I am interested in calculating the psudoinverse, X^p = X^T (X \cdot X^T)^{-1}, for a relatively large matrix X (ideally up to a size of (10000, 60000)). Unfortunately, I am finding this to either be (a) too slow or (b) imprecise for standard implementations. The following test script highlights the problem for a much smaller matrix.
import torch as torch
import time
def method_1(X): # manual method
XXt = X @ X.t()
return XXt @ torch.inverse(XXt)
def method_2(X): # pinv method
return X @ torch.linalg.pinv(X)
def method_3(X): # solve method
return X @ torch.linalg.solve(X @ X.t(), X).t()
options = {'manual method': method_1,
'pinv method': method_2,
'solve method': method_3}
torch.manual_seed(0)
X = torch.randn((5000, 7500))
identity = torch.eye(5000)
for device in ['cpu', 'cuda']:
print(f'Device: {device}')
X = X.to(device); identity = identity.to(device)

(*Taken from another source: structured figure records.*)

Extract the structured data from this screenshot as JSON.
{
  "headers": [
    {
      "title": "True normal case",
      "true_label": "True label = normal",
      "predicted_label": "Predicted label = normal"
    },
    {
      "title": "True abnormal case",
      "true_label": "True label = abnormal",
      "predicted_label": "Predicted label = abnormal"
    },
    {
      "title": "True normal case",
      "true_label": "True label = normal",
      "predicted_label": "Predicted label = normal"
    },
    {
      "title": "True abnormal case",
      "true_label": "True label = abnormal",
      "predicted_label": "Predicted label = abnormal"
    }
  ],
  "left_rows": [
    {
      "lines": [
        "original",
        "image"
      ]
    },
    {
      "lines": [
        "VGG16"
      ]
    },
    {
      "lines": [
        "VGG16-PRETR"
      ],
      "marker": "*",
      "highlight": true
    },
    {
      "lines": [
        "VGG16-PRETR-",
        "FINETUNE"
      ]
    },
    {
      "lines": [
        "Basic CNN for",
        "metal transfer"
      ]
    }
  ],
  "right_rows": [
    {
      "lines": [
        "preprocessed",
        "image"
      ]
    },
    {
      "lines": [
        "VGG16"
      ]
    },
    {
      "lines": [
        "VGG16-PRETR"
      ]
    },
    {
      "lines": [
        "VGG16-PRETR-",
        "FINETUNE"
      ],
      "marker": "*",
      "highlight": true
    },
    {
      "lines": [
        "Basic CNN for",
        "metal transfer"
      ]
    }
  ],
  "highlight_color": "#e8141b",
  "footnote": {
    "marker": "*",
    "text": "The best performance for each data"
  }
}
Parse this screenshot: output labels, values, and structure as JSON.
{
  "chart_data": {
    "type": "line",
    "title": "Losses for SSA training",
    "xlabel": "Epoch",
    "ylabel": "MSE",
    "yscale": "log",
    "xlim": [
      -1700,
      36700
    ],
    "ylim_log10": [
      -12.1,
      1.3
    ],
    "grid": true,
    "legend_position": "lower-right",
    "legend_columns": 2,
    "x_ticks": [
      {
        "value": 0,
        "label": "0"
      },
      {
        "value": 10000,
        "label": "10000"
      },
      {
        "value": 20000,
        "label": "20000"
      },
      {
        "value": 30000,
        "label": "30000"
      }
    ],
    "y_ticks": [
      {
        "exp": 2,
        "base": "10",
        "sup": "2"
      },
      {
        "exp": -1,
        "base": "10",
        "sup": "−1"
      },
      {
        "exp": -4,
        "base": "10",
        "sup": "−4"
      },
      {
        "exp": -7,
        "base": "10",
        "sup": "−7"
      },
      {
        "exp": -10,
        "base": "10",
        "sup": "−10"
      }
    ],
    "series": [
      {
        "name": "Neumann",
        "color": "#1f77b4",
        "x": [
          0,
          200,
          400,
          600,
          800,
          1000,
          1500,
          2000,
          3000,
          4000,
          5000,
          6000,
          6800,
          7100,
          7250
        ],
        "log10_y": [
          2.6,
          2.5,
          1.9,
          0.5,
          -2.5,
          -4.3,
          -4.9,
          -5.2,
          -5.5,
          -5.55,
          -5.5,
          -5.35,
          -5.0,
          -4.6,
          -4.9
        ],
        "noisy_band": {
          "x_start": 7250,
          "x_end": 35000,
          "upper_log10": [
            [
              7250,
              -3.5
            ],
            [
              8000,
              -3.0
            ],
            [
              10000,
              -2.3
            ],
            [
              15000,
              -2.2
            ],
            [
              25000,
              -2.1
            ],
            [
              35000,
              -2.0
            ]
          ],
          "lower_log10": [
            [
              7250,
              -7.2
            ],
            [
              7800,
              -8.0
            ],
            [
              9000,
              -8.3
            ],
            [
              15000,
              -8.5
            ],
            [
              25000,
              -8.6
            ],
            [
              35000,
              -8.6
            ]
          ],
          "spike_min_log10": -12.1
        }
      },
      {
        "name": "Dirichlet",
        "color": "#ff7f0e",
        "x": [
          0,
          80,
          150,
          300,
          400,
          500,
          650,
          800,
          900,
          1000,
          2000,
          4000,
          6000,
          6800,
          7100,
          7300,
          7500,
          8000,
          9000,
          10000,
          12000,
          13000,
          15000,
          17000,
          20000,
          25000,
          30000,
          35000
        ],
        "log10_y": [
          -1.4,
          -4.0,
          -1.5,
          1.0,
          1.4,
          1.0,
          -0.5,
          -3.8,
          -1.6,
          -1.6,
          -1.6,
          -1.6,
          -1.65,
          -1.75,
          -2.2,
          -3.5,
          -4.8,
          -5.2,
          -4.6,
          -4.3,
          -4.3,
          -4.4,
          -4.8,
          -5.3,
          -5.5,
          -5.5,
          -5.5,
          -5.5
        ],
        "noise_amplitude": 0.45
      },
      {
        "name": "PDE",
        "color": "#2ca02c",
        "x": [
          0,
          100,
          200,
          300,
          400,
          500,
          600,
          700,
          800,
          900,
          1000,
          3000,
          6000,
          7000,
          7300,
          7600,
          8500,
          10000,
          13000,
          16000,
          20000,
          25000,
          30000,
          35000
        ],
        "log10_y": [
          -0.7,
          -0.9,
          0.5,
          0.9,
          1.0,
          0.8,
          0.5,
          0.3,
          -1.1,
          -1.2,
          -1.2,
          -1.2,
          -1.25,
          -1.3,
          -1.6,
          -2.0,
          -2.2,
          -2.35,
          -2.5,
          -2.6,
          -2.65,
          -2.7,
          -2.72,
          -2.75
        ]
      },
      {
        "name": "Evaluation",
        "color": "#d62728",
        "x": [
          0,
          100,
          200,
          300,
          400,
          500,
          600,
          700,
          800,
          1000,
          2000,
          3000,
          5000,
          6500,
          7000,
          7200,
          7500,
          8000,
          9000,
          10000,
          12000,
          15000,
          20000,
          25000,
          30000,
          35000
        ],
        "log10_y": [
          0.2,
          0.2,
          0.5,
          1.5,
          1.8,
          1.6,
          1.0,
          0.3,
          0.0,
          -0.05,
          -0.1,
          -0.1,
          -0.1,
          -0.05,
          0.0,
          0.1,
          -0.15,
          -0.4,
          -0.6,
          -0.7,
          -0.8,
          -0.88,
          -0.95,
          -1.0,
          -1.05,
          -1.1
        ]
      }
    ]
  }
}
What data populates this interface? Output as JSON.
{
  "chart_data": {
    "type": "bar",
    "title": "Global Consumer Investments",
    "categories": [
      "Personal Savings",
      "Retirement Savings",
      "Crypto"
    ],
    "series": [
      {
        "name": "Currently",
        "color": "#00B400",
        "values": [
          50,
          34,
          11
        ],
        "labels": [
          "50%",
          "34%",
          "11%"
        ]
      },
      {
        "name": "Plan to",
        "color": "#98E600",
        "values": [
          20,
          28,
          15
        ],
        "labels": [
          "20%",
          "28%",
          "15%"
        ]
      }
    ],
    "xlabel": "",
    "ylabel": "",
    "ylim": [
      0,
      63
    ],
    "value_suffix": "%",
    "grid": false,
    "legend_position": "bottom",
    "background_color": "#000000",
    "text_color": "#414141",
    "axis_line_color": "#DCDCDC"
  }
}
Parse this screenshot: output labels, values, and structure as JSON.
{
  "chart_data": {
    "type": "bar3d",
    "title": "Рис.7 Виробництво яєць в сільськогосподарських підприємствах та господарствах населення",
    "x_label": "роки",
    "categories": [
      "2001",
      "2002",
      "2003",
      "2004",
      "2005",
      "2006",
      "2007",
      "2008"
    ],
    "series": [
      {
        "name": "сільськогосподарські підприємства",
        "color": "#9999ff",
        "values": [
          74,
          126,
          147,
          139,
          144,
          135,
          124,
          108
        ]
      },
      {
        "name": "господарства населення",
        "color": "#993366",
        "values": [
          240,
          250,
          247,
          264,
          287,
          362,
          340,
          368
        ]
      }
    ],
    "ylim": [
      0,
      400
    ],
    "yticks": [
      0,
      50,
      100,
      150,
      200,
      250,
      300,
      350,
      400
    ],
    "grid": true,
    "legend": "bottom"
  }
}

for name, method in options.items():
start = time.time()
soln = method(X)
end = time.time()
correctness = torch.allclose(soln, identity, rtol=0, atol=1e-5)
tot_time = end - start
print(f'Method: {name}, Correct: {correctness}, Time: {tot_time}' )
Which outputs the following using Google Colab (Tesla T4 for the GPU)
Device: cpu
Method: manual method, Correct: True, Time: 6.604369878768921
Method: pinv method, Correct: True, Time: 37.75372791290283
Method: solve method, Correct: True, Time: 9.509742498397827
Device: cuda
Method: manual method, Correct: False, Time: 0.31755805015563965
Method: pinv method, Correct: False, Time: 19.725148677825928
Method: solve method, Correct: False, Time: 0.3164680004119873
Is there a way in which I could calculate this accurately and in a reasonable time for matrix X of size (10000, 60000)?